SHAMOKIN DAM — Four days after announcing his candidacy for governor, state Attorney General Tom Corbett was in Snyder and Northumberland counties Thursday, proposing the enactment of a two-year budget process that he said would prevent the kind of political wrangling voters have seen in Harrisburg this year.

Two-year budgets, the Republican said, would allow county governments, school districts and non-profit and other state agencies to better manage their own resources by knowing further in advance how much funding would be received from the state.

Corbett also hopes the process, which would require an amendment to the state Constitution and would have legislators casting budget votes once in two years instead of twice, would prevent political positioning.

“Right now in Pennsylvania, we go through this dance called a budget process every year,” Corbett said. “It might be a little easier for (legislators) to make those votes once. That’s where we get into politics, ‘I can’t make those tough votes. It’s my election year.’”
Corbett said he plans to bring leadership back to Harrisburg in the form of budget negotiations that begin as early as February, not weeks before the budget is due on June 30, as happened this year.

“That’s not leadership,” Corbett said of outgoing Democratic Gov. Edward G. Rendell. “That’s bullying, to try to get through the package he wants without negotiating with the General Assembly. And here we sit 79 days later and we’re the only state in the Union without a budget.”
Corbett also proposes an end to what he calls out-of-control spending that contributed to a 40 percent growth in the state budget, to $27 billion this year, while the cost of living has increased just 20 percent.

“When the money’s not there, something has to go,” Corbett said to his audience of Republican leaders and contributors Thursday morning.

He proposes tossing out Rendell’s $201 million contract with a Minnesota firm to develop a high school graduation exam.

“Any of you have a barn door?” Corbett said, implying the test would be aimed at students on their way out of the state’s public education system.

“You want to spend $200 in education, put it in K through 6, go to the foundation,” said Corbett, a former public school teacher in the Pine Grove Area School District. “When I was teaching ninth grade, I knew right then those children that were going to succeed and those children that were going to have a difficult time because I could see whether they had the foundation.”

Corbett, 60, of Glenshaw, joins U.S. Rep. Jim Gerlach, of Chester County, as the only Republicans so far in the race to succeed Rendell, whose second term expires at the end of 2010.
Gerlach has called on Corbett to resign his position as state attorney general, claiming a conflict of interest in Corbett’s ongoing investigation into the use of taxpayer money for campaign expenses that has led to charges against 12 current and former House legislators — all Democrats.
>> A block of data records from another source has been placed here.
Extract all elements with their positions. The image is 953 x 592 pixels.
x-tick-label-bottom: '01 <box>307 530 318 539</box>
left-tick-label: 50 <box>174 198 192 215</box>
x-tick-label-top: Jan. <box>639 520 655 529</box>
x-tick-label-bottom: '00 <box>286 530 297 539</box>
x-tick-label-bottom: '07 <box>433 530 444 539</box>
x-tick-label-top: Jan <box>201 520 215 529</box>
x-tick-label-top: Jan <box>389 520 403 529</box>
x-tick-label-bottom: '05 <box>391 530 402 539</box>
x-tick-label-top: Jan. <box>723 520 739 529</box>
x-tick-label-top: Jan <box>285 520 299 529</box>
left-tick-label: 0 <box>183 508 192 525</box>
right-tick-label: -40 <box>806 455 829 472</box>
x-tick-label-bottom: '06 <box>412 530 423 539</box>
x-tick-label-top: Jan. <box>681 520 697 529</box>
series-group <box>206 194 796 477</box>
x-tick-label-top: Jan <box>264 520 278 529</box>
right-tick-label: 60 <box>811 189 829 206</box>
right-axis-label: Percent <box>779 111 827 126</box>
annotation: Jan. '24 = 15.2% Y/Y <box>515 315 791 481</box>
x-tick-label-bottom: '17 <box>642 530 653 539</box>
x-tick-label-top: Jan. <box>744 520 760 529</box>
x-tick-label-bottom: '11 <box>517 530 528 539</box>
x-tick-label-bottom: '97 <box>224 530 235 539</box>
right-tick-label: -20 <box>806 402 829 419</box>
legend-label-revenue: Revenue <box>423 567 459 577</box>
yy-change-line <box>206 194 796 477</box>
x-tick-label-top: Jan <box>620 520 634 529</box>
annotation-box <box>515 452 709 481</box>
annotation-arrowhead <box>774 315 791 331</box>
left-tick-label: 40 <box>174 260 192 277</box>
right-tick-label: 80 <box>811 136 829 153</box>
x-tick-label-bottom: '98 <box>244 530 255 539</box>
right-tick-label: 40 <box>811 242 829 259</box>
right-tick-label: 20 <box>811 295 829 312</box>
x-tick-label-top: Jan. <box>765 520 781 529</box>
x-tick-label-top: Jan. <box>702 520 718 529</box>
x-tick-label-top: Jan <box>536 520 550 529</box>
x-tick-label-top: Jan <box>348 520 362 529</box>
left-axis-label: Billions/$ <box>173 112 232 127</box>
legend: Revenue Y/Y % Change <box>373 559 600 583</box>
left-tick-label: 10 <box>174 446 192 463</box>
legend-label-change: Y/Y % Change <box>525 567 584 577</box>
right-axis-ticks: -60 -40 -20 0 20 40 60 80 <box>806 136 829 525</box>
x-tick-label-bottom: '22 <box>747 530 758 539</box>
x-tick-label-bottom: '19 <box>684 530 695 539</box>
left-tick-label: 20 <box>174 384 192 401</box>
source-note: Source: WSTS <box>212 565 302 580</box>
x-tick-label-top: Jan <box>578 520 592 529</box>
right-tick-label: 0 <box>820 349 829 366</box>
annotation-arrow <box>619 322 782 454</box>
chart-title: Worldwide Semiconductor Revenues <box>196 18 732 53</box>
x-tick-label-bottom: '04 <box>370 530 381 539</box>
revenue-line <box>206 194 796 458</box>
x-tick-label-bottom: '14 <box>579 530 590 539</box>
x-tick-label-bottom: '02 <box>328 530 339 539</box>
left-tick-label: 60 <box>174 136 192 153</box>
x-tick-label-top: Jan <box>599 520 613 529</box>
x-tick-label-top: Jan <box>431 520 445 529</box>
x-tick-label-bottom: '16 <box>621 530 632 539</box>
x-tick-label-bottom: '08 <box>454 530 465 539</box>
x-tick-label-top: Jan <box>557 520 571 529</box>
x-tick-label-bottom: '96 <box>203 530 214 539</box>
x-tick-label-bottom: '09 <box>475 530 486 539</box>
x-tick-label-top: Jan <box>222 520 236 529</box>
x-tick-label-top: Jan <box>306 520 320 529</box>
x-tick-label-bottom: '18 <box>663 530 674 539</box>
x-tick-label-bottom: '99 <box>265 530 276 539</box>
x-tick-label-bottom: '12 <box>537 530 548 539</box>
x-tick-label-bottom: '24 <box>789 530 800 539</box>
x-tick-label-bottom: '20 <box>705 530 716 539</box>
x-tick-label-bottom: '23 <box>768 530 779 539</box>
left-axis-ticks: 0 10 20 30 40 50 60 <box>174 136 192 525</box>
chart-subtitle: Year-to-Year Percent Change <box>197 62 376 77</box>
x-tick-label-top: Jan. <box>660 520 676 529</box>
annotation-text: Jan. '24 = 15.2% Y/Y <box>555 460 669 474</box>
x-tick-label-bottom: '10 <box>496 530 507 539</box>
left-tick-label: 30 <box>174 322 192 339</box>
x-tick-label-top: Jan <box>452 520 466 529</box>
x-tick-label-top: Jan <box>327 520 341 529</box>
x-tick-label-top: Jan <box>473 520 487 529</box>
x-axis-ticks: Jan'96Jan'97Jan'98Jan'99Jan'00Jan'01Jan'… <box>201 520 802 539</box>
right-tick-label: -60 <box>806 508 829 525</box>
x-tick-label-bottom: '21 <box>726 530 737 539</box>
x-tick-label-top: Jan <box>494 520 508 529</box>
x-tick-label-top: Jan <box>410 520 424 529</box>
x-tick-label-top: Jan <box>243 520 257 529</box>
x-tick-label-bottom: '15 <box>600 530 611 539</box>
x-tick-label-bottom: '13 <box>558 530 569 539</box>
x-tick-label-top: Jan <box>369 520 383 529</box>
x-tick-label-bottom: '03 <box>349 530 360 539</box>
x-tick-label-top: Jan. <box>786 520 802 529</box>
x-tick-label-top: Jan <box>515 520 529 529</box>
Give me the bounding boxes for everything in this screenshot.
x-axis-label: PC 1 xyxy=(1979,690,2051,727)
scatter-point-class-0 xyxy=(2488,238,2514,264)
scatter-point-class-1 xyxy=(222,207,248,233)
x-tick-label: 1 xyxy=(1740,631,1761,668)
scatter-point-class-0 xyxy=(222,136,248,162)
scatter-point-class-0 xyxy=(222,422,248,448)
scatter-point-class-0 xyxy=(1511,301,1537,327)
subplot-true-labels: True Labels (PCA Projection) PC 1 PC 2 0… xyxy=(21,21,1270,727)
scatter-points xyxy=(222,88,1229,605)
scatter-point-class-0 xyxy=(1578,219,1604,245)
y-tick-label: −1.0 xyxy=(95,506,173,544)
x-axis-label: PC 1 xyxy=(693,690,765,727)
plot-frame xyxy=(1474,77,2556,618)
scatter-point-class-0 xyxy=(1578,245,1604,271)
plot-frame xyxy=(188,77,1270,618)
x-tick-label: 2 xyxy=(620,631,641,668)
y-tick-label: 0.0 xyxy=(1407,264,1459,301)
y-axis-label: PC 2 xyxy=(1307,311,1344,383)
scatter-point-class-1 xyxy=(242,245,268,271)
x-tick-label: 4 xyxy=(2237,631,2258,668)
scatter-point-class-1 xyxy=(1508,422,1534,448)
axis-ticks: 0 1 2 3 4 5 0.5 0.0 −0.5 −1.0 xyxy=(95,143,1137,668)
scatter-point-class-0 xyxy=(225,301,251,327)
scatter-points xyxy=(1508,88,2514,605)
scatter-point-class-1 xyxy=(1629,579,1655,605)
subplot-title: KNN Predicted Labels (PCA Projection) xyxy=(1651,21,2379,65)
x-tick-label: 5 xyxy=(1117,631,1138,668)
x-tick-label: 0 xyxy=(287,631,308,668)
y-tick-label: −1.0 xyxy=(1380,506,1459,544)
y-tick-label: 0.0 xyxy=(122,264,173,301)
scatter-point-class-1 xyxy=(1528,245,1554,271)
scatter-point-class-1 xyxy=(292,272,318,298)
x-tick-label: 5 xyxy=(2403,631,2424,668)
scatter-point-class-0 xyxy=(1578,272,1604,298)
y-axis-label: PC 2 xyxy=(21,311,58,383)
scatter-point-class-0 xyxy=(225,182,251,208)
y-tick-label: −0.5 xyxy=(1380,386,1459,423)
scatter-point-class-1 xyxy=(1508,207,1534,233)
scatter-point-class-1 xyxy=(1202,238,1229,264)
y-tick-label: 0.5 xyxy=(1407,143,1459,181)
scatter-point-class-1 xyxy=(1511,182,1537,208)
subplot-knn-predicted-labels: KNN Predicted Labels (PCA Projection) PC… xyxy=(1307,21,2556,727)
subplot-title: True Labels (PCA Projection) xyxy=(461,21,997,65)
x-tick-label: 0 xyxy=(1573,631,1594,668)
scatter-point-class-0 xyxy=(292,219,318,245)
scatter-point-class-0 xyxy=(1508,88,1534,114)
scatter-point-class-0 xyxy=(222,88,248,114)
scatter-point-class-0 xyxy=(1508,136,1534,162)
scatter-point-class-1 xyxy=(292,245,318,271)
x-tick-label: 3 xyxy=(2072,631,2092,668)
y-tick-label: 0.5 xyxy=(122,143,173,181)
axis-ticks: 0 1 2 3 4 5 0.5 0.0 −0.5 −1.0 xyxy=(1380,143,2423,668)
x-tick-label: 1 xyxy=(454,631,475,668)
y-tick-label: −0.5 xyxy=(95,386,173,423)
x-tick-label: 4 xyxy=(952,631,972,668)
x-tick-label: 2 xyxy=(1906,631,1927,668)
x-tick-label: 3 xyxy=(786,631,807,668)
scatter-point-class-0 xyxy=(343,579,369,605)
Corbett said Thursday the investigation is ongoing and coming to a critical juncture, and pointed out he has not solicited or received any donations from members of the Legislature.
“When we make our next announcement, as I said to The Associated Press, people are going to eat their words,” Corbett said.

After a tour of Sunbury Textile Mills, Corbett told a group of employees that Pennsylvania is not a state open to doing business, something he aims to change if elected by reducing the state’s capital stock and franchise tax and corporate net income tax, now the second-highest in the country at 9.9 percent.

“We’re not doing our best to keep businesses like yours in Pennsylvania, to encourage it to grow in Pennsylvania,” he said. “Business is good for Pennsylvania and I think Harrisburg has forgotten that.”